Town in Rajsamand, Rajasthan, India

Kotharia is a town in Rajsamand district of Rajasthan, which was the headquarters of the former 1st class jagir (estate) of the House of Kotharia, part of the Udaipur (Mewar) state, which was in Mewar Residency in Rajputana Agency.

It is situated on the right bank of the Banas River about 50 km northeast of Udaipur, and 5 km from Nathdwara.

==History==
The first rulers of Kotharia were the descendants of the last Chauhan king of Ranthambhor, Raja Hamir Singh, about 1302. Their descendants settled in Mainpuri in Uttar Pradesh state of present-day India.

During the Battle of Khanwa, when Mughal Emperor Babur fought Maharana Sangram Singh (Rana Sanga) on 17 March 1527, one of them was Manik Chand Chauhan, a chieftain from the village Rajor in present Mainpuri district, Uttar Pradesh, who joined Rana Sanga with his 4,000 men and fought to the death. After the war, he was posthumously rewarded with the jagir of Kotharia and the title of ‘Rawat’. Manik Chand's sons opted to remain in Kotharia and serve Mewar, and were among the first rank of Mewar's nobles (the First 16 Umraos).

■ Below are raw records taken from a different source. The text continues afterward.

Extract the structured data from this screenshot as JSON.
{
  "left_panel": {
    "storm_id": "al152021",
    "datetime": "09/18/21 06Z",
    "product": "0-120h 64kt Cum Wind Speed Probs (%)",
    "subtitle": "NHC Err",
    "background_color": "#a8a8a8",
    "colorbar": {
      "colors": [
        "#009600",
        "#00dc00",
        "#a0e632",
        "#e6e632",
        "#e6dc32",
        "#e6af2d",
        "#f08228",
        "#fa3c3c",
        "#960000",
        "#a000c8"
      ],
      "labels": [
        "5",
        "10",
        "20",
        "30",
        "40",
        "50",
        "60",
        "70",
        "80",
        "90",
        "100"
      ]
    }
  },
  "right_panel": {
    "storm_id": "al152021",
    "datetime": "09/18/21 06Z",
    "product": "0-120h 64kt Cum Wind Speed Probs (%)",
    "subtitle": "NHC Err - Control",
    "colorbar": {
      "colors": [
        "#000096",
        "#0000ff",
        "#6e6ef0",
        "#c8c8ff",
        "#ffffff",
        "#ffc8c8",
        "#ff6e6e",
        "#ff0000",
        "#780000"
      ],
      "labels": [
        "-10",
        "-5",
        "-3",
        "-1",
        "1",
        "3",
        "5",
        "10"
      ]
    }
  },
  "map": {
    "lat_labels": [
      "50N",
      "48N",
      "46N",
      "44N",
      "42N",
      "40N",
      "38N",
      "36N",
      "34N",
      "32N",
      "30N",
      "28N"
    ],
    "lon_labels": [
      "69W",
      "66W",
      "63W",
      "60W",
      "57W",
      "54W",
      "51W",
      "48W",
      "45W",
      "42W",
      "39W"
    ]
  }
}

In 1802, Rawat Vijay Singh Chauhan fought against Jaswant Rao Holkar's invading army near Nathdwara, when Holkar was on his way to attack ShrinathJi Temple at Nathdwara. Vijay Singh and his men fell in the battle.

Rawat Jodh Singh Chauhan was known to anti-British and he provided refuge to many rebels during rebellion of 1857, including Kushal Singh of Auwa. Peshwa Pandu Rang had also requested him to help mutineers.

In 1901, the town had a population of 1,586 and the estate had 81 villages under it.

==Genealogy==
1. Rawat Manik Chand Chauhan
2. Rawat Jaipal Chauhan
3. Rawat Sarangdeo Chauhan
4. Rawat Tatar Khan Chauhan
5. Rawat Dharmangad Chauhan
6. Rawat Sahib Khan Chauhan
7. Rawat Prithviraj Chauhan
8. Rawat Rukmangad Chauhan
9. Rawat Udaibhan Chauhan
10. Rawat Devbhan Chauhan
11. Rawat Budh Singh Chauhan
12. Rawat Fateh Singh Chauhan
13. Rawat Vijai Singh Chauhan
14. Rawat Mokham Singh Chauhan
15. Rawat Jodh Singh Chauhan
16. Rawat Sangram Singh Chauhan
17. Rawat Keshri Singh Chauhan
18. Rawat Javan Singh Chauhan
19. Rawat Arjun Singh Chauhan
20. Rawat Man Singh Chauhan
21. Rawat Shivpratap Singh Chauhan
22. Rawat Mahesh Pratap Singh Chauhan.